Tiny Banks Lending Large

Nation's mega-banks aren't using bailout cash for loans, but local banks are.

ByABC News
February 3, 2009, 6:06 PM

Feb. 4, 2009— -- Michael Daniels runs a small bank in Green Bay, Wis., that recently received $15 million in taxpayer money.

When he got the money, Daniels did something a bit rare in banking circles these days: He lent it out to homebuyers and small businesses.

"We're making loans," Daniels said. "The window is open. It's never been closed."

That's exactly what government leaders want banks to do with money from the Troubled Assets Relief Program, but what apparently not enough of them are doing.
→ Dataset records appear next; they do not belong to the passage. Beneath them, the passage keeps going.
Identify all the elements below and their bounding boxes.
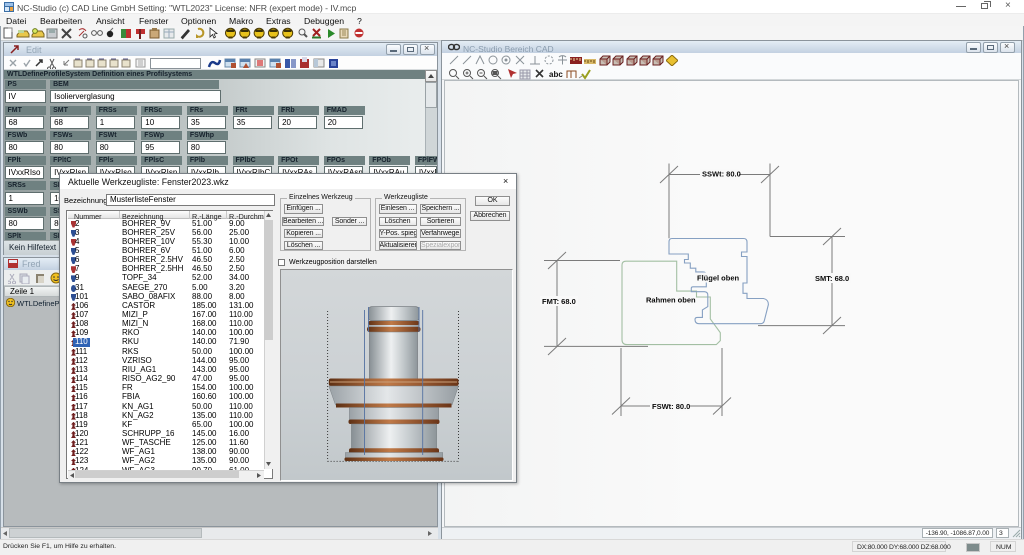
svg-text:FMT: 68.0: FMT: 68.0	[542, 297, 576, 306]
svg-text:Flügel oben: Flügel oben	[697, 274, 740, 283]
svg-text:SSWt: 80.0: SSWt: 80.0	[702, 170, 741, 179]
svg-text:SMT: 68.0: SMT: 68.0	[815, 274, 849, 283]
svg-text:FSWt: 80.0: FSWt: 80.0	[652, 402, 690, 411]
svg-text:Rahmen oben: Rahmen oben	[646, 296, 696, 305]
svg-text:abc: abc	[549, 70, 563, 79]
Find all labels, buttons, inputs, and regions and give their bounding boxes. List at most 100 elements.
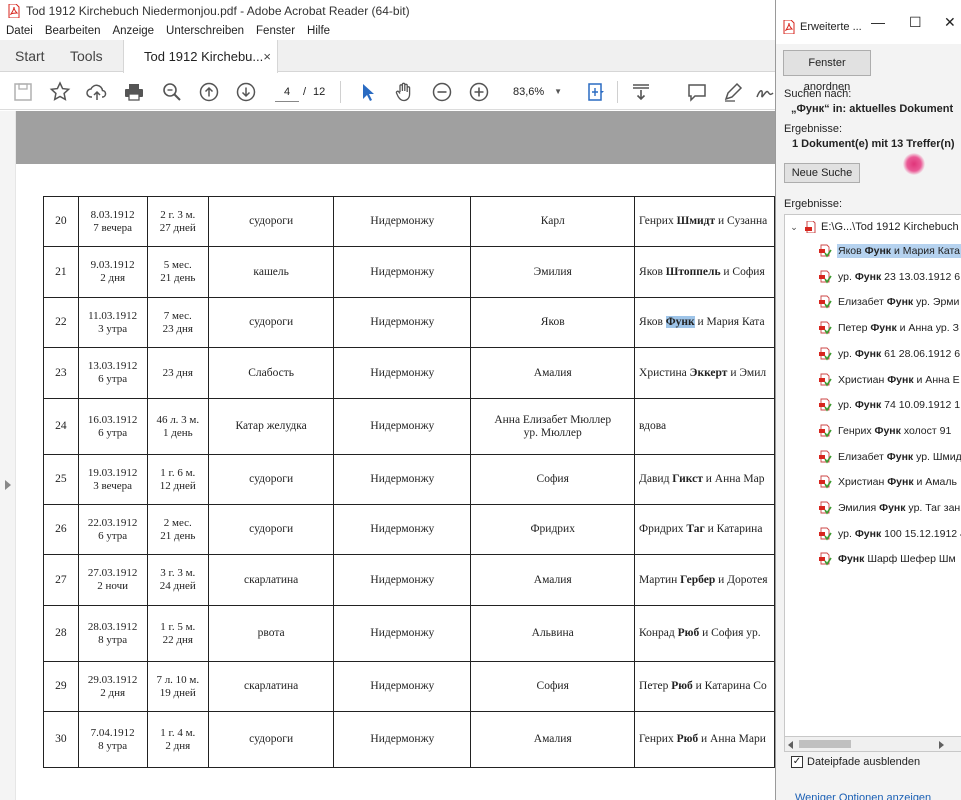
menu-bearbeiten[interactable]: Bearbeiten: [39, 25, 107, 37]
page-up-icon[interactable]: [196, 79, 222, 105]
tree-root-document[interactable]: ⌄ E:\G...\Tod 1912 Kirchebuch: [785, 217, 961, 237]
search-result-item[interactable]: ур. Функ 61 28.06.1912 6: [818, 344, 961, 364]
result-match: Функ: [879, 502, 906, 514]
cause-of-death: скарлатина: [244, 573, 299, 586]
search-zoom-icon[interactable]: [159, 79, 185, 105]
cell-name: Амалия: [470, 347, 636, 399]
close-icon[interactable]: ✕: [944, 14, 956, 31]
tab-document[interactable]: Tod 1912 Kirchebu... ×: [123, 40, 278, 73]
scroll-mode-icon[interactable]: [628, 79, 654, 105]
search-result-item[interactable]: Христиан Функ и Анна Е: [818, 370, 961, 390]
search-result-item[interactable]: Елизабет Функ ур. Шмид: [818, 447, 961, 467]
search-result-item[interactable]: Функ Шарф Шефер Шм: [818, 549, 961, 569]
cell-date: 22.03.1912 6 утра: [77, 504, 148, 555]
cell-name: Яков: [470, 297, 636, 348]
comment-icon[interactable]: [684, 79, 710, 105]
document-view[interactable]: 20 8.03.1912 7 вечера 2 г. 3 м. 27 дней судор…: [0, 111, 775, 800]
arrange-windows-button[interactable]: Fenster anordnen: [783, 50, 871, 93]
cause-of-death: кашель: [253, 265, 289, 278]
result-match: Функ: [874, 424, 901, 437]
search-result-item[interactable]: ур. Функ 100 15.12.1912 4: [818, 524, 961, 544]
menu-anzeige[interactable]: Anzeige: [106, 25, 160, 37]
search-result-item[interactable]: Яков Функ и Мария Ката: [818, 241, 961, 261]
page-number-input[interactable]: 4: [275, 82, 299, 102]
cell-age: 23 дня: [146, 347, 210, 399]
age-primary: 46 л. 3 м.: [156, 413, 200, 426]
maximize-icon[interactable]: ☐: [909, 14, 922, 31]
scroll-right-icon[interactable]: [939, 741, 944, 749]
upload-cloud-icon[interactable]: [84, 79, 110, 105]
cell-date: 7.04.1912 8 утра: [77, 711, 148, 768]
bookmark-star-icon[interactable]: [47, 79, 73, 105]
entry-number: 29: [55, 680, 67, 692]
new-search-button[interactable]: Neue Suche: [784, 163, 860, 183]
pen-icon[interactable]: [720, 79, 746, 105]
deceased-name: Карл: [540, 215, 565, 227]
search-hit-icon: [818, 244, 832, 258]
chevron-down-icon[interactable]: ⌄: [787, 222, 801, 233]
tab-tools[interactable]: Tools: [70, 40, 103, 72]
fit-page-icon[interactable]: [582, 79, 608, 105]
navigation-pane-collapsed[interactable]: [0, 111, 16, 800]
select-arrow-icon[interactable]: [354, 79, 380, 105]
cell-date: 28.03.1912 8 утра: [77, 605, 148, 662]
result-match: Функ: [887, 373, 914, 386]
parents-surname: Штоппель: [665, 265, 721, 278]
place: Нидермонжу: [370, 265, 435, 278]
main-toolbar: 4 / 12 83,6% ▼: [0, 73, 775, 110]
menu-hilfe[interactable]: Hilfe: [301, 25, 336, 37]
search-result-item[interactable]: Петер Функ и Анна ур. З: [818, 318, 961, 338]
age-secondary: 21 день: [160, 272, 196, 284]
search-result-item[interactable]: Елизабет Функ ур. Эрми: [818, 292, 961, 312]
search-result-item[interactable]: Эмилия Функ ур. Таг зан: [818, 498, 961, 518]
search-result-text: Христиан Функ и Амаль: [837, 475, 958, 489]
horizontal-scrollbar[interactable]: [784, 736, 961, 752]
result-prefix: Генрих: [838, 424, 875, 437]
menu-unterschreiben[interactable]: Unterschreiben: [160, 25, 250, 37]
page-total: 12: [313, 86, 326, 98]
result-prefix: Христиан: [838, 373, 888, 386]
deceased-maiden-name: ур. Мюллер: [523, 426, 582, 439]
print-icon[interactable]: [121, 79, 147, 105]
scroll-left-icon[interactable]: [788, 741, 793, 749]
minimize-icon[interactable]: —: [871, 14, 885, 30]
age-secondary: 23 дня: [162, 322, 193, 335]
tab-start[interactable]: Start: [15, 40, 45, 72]
search-result-text: ур. Функ 23 13.03.1912 6: [837, 270, 961, 284]
cell-date: 19.03.1912 3 вечера: [77, 454, 148, 505]
search-result-item[interactable]: ур. Функ 74 10.09.1912 1: [818, 395, 961, 415]
cell-date: 8.03.1912 7 вечера: [77, 196, 148, 247]
search-result-item[interactable]: Генрих Функ холост 91: [818, 421, 961, 441]
zoom-out-icon[interactable]: [429, 79, 455, 105]
hand-icon[interactable]: [391, 79, 417, 105]
zoom-level-select[interactable]: 83,6% ▼: [508, 82, 564, 102]
scrollbar-thumb[interactable]: [799, 740, 851, 748]
entry-number: 23: [55, 366, 67, 379]
page-down-icon[interactable]: [233, 79, 259, 105]
search-result-item[interactable]: ур. Функ 23 13.03.1912 6: [818, 267, 961, 287]
results-tree[interactable]: ⌄ E:\G...\Tod 1912 Kirchebuch Яков Функ …: [784, 214, 961, 752]
hide-paths-option[interactable]: ✓ Dateipfade ausblenden: [791, 754, 920, 770]
zoom-in-icon[interactable]: [466, 79, 492, 105]
parents-prefix: Конрад: [639, 627, 678, 639]
expand-pane-arrow-icon[interactable]: [5, 480, 11, 490]
death-time: 6 утра: [98, 373, 128, 385]
parents-suffix: и Эмил: [727, 366, 767, 379]
cell-age: 1 г. 5 м. 22 дня: [146, 605, 210, 662]
cell-place: Нидермонжу: [333, 661, 472, 712]
fewer-options-link[interactable]: Weniger Optionen anzeigen: [795, 792, 931, 800]
close-tab-icon[interactable]: ×: [263, 49, 271, 64]
save-icon[interactable]: [10, 79, 36, 105]
result-suffix: ур. Шмид: [913, 450, 961, 463]
cell-parents: Яков Функ и Мария Ката: [634, 297, 775, 348]
menu-datei[interactable]: Datei: [0, 25, 39, 37]
result-suffix: Шарф Шефер Шм: [864, 553, 956, 566]
result-prefix: Елизабет: [838, 450, 887, 463]
search-result-item[interactable]: Христиан Функ и Амаль: [818, 472, 961, 492]
hide-paths-checkbox[interactable]: ✓: [791, 756, 803, 768]
menu-fenster[interactable]: Fenster: [250, 25, 301, 37]
result-prefix: ур.: [838, 270, 855, 283]
result-prefix: Елизабет: [838, 296, 887, 309]
result-match: Функ: [886, 450, 914, 463]
cell-place: Нидермонжу: [333, 605, 472, 662]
A Federal Reserve study released just this week showed that banks are continuing to make it harder for people to get all types of loans.

But Daniels and a handful of executives -- mostly at smaller banks -- are doing everything possible to help their communities out.
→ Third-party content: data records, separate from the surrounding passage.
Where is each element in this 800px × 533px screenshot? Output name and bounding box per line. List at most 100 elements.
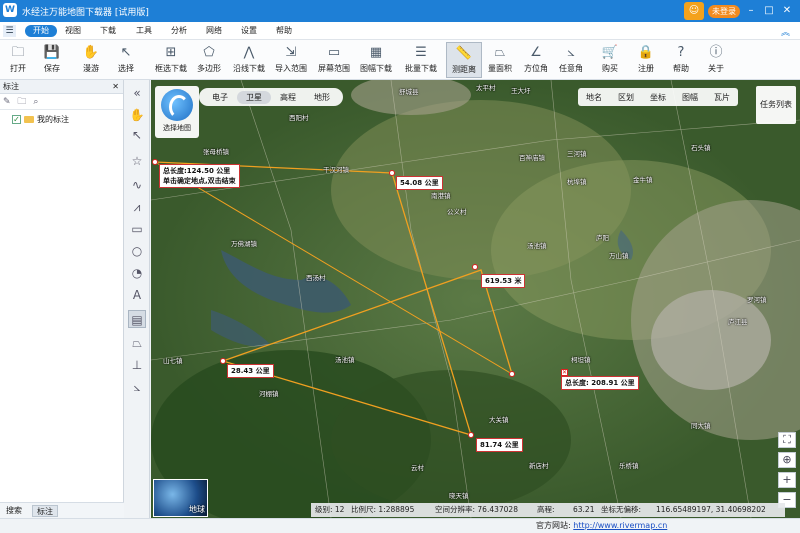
annotation-tree: ✓ 我的标注 bbox=[0, 110, 123, 130]
place-label: 王大圩 bbox=[511, 87, 531, 95]
line-icon[interactable]: ∿ bbox=[128, 176, 146, 194]
overlay-sheets[interactable]: 图幅 bbox=[674, 92, 706, 103]
area-icon[interactable]: ⏢ bbox=[128, 334, 146, 352]
import-range-button[interactable]: ⇲ 导入范围 bbox=[273, 42, 309, 78]
layer-terrain[interactable]: 地形 bbox=[305, 91, 339, 104]
edit-icon[interactable]: ✎ bbox=[3, 97, 11, 107]
overlay-placenames[interactable]: 地名 bbox=[578, 92, 610, 103]
register-button[interactable]: 🔒 注册 bbox=[628, 42, 664, 78]
place-label: 西汤村 bbox=[306, 274, 326, 282]
azimuth-icon[interactable]: ⊥ bbox=[128, 356, 146, 374]
measure-vertex[interactable] bbox=[468, 432, 474, 438]
panel-header: 标注 ✕ bbox=[0, 80, 123, 94]
place-label: 新店村 bbox=[529, 462, 549, 470]
tab-search[interactable]: 搜索 bbox=[2, 505, 26, 517]
help-button[interactable]: ? 帮助 bbox=[663, 42, 699, 78]
measure-vertex[interactable] bbox=[389, 170, 395, 176]
layer-electronic[interactable]: 电子 bbox=[203, 91, 237, 104]
layer-satellite[interactable]: 卫星 bbox=[237, 90, 271, 104]
measure-vertex[interactable] bbox=[220, 358, 226, 364]
map-status-bar: 级别: 12 比例尺: 1:288895 空间分辨率: 76.437028 高程… bbox=[311, 503, 785, 517]
monitor-icon: ▭ bbox=[327, 45, 341, 60]
locate-icon[interactable]: ⊕ bbox=[778, 452, 796, 468]
azimuth-button[interactable]: ∠ 方位角 bbox=[518, 42, 554, 78]
measure-distance-button[interactable]: 📏 测距离 bbox=[446, 42, 482, 78]
hand-icon[interactable]: ✋ bbox=[128, 106, 146, 124]
hand-icon: ✋ bbox=[82, 45, 100, 60]
arbitrary-angle-button[interactable]: ⦣ 任意角 bbox=[553, 42, 589, 78]
text-icon[interactable]: A bbox=[128, 286, 146, 304]
menu-download[interactable]: 下载 bbox=[100, 25, 116, 37]
menu-view[interactable]: 视图 bbox=[65, 25, 81, 37]
measure-area-button[interactable]: ⏢ 量面积 bbox=[482, 42, 518, 78]
place-label: 舒城县 bbox=[399, 88, 419, 96]
menu-network[interactable]: 网络 bbox=[206, 25, 222, 37]
batch-download-button[interactable]: ☰ 批量下载 bbox=[403, 42, 439, 78]
screen-range-button[interactable]: ▭ 屏幕范围 bbox=[316, 42, 352, 78]
place-label: 干汉河镇 bbox=[323, 166, 349, 174]
cursor-icon: ↖ bbox=[120, 45, 132, 60]
save-button[interactable]: 💾 保存 bbox=[34, 42, 70, 78]
overlay-divisions[interactable]: 区划 bbox=[610, 92, 642, 103]
collapse-panel-icon[interactable]: « bbox=[128, 84, 146, 102]
tree-item-my-annotations[interactable]: ✓ 我的标注 bbox=[12, 114, 111, 126]
menu-analysis[interactable]: 分析 bbox=[171, 25, 187, 37]
globe-icon bbox=[161, 89, 193, 121]
menu-start[interactable]: 开始 bbox=[25, 25, 57, 37]
pin-icon[interactable]: ☆ bbox=[128, 152, 146, 170]
fullscreen-icon[interactable]: ⛶ bbox=[778, 432, 796, 448]
purchase-button[interactable]: 🛒 购买 bbox=[592, 42, 628, 78]
pan-button[interactable]: ✋ 漫游 bbox=[73, 42, 109, 78]
task-list-button[interactable]: 任务列表 bbox=[756, 86, 796, 124]
globe-thumbnail[interactable]: 地球 bbox=[153, 479, 208, 517]
place-label: 太平村 bbox=[476, 84, 496, 92]
search-icon[interactable]: ⌕ bbox=[33, 97, 38, 107]
overlay-coordinates[interactable]: 坐标 bbox=[642, 92, 674, 103]
tab-annotation[interactable]: 标注 bbox=[32, 505, 58, 517]
rectangle-icon[interactable]: ▭ bbox=[128, 220, 146, 238]
checkbox[interactable]: ✓ bbox=[12, 115, 21, 124]
measure-vertex[interactable] bbox=[152, 159, 158, 165]
overlay-tiles[interactable]: 瓦片 bbox=[706, 92, 738, 103]
area-icon: ⏢ bbox=[494, 45, 506, 60]
polygon-button[interactable]: ⬠ 多边形 bbox=[191, 42, 227, 78]
ruler-icon[interactable]: ▤ bbox=[128, 310, 146, 328]
measure-vertex[interactable] bbox=[509, 371, 515, 377]
place-label: 石头镇 bbox=[691, 144, 711, 152]
angle-icon[interactable]: ⦣ bbox=[128, 378, 146, 396]
elevation-label: 高程: bbox=[537, 505, 555, 514]
layer-elevation[interactable]: 高程 bbox=[271, 91, 305, 104]
box-download-button[interactable]: ⊞ 框选下载 bbox=[153, 42, 189, 78]
cursor-icon[interactable]: ↖ bbox=[128, 126, 146, 144]
collapse-ribbon-icon[interactable]: ︽ bbox=[781, 25, 790, 38]
sheet-download-button[interactable]: ▦ 图幅下载 bbox=[358, 42, 394, 78]
close-icon[interactable]: ✕ bbox=[780, 4, 794, 18]
user-icon[interactable]: ☺ bbox=[684, 2, 704, 20]
maximize-icon[interactable]: □ bbox=[762, 4, 776, 18]
map-view[interactable]: 舒城县 太平村 王大圩 西阳村 张母桥镇 干汉河镇 南港镇 公义村 百神庙镇 三… bbox=[151, 80, 800, 518]
zoom-in-button[interactable]: + bbox=[778, 472, 796, 488]
menu-help[interactable]: 帮助 bbox=[276, 25, 292, 37]
measure-vertex[interactable] bbox=[472, 264, 478, 270]
circle-icon[interactable]: ○ bbox=[128, 242, 146, 260]
about-button[interactable]: ⓘ 关于 bbox=[698, 42, 734, 78]
minimize-icon[interactable]: – bbox=[744, 4, 758, 18]
place-label: 杭埠镇 bbox=[567, 178, 587, 186]
app-menu-icon[interactable]: ☰ bbox=[3, 25, 16, 37]
sector-icon[interactable]: ◔ bbox=[128, 264, 146, 282]
website-link[interactable]: http://www.rivermap.cn bbox=[573, 521, 667, 530]
resolution: 空间分辨率: 76.437028 bbox=[435, 505, 518, 514]
new-folder-icon[interactable]: 🗀 bbox=[17, 97, 26, 107]
login-button[interactable]: 未登录 bbox=[708, 5, 740, 18]
select-button[interactable]: ↖ 选择 bbox=[108, 42, 144, 78]
panel-close-icon[interactable]: ✕ bbox=[112, 80, 119, 94]
overlay-switch: 地名 区划 坐标 图幅 瓦片 bbox=[578, 88, 738, 106]
line-download-button[interactable]: ⋀ 沿线下载 bbox=[231, 42, 267, 78]
menu-settings[interactable]: 设置 bbox=[241, 25, 257, 37]
select-map-button[interactable]: 选择地图 bbox=[155, 86, 199, 138]
help-icon: ? bbox=[677, 45, 685, 60]
delete-measure-icon[interactable]: ✕ bbox=[561, 369, 568, 376]
open-button[interactable]: 🗀 打开 bbox=[0, 42, 36, 78]
menu-tools[interactable]: 工具 bbox=[136, 25, 152, 37]
polyline-icon[interactable]: ⩘ bbox=[128, 198, 146, 216]
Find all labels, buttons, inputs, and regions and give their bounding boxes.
"This bank can only be as good as the community it operates in," said Daniels, president and chief operating officer of the five-branch Nicolet National Bank. "We're very invested in this community."

Daniels did take the TARP money as "a bit of a safety net" in case the economy "totally tanks." But, for the most part, Nicolet National Bank plans to pump that cash back into the local economy.

In fact, Daniels and the bank officers have so much confidence in their loans that they raised another $9.5 million through a private stock offering at the same time they got the TARP funds at the end of December. About 40 percent of that new private capital came from bank directors and insiders.

"We put our own money right alongside it," Daniels said. "You put your money where your mouth is."

Like many other banks, Nicolet has had its fair share of loans go bad. But it still has plenty of capital on hand because its own investments, in Daniels' words, are "chocolate and vanilla."

To date, the government has pumped $387.4 billion of TARP funds into the nation's financial system. Of that, $195.33 billion went to 359 institutions in 45 states and Puerto Rico. (The rest of it went to insurance giant AIG, General Motors, Chrysler and to guarantee other bank loans.)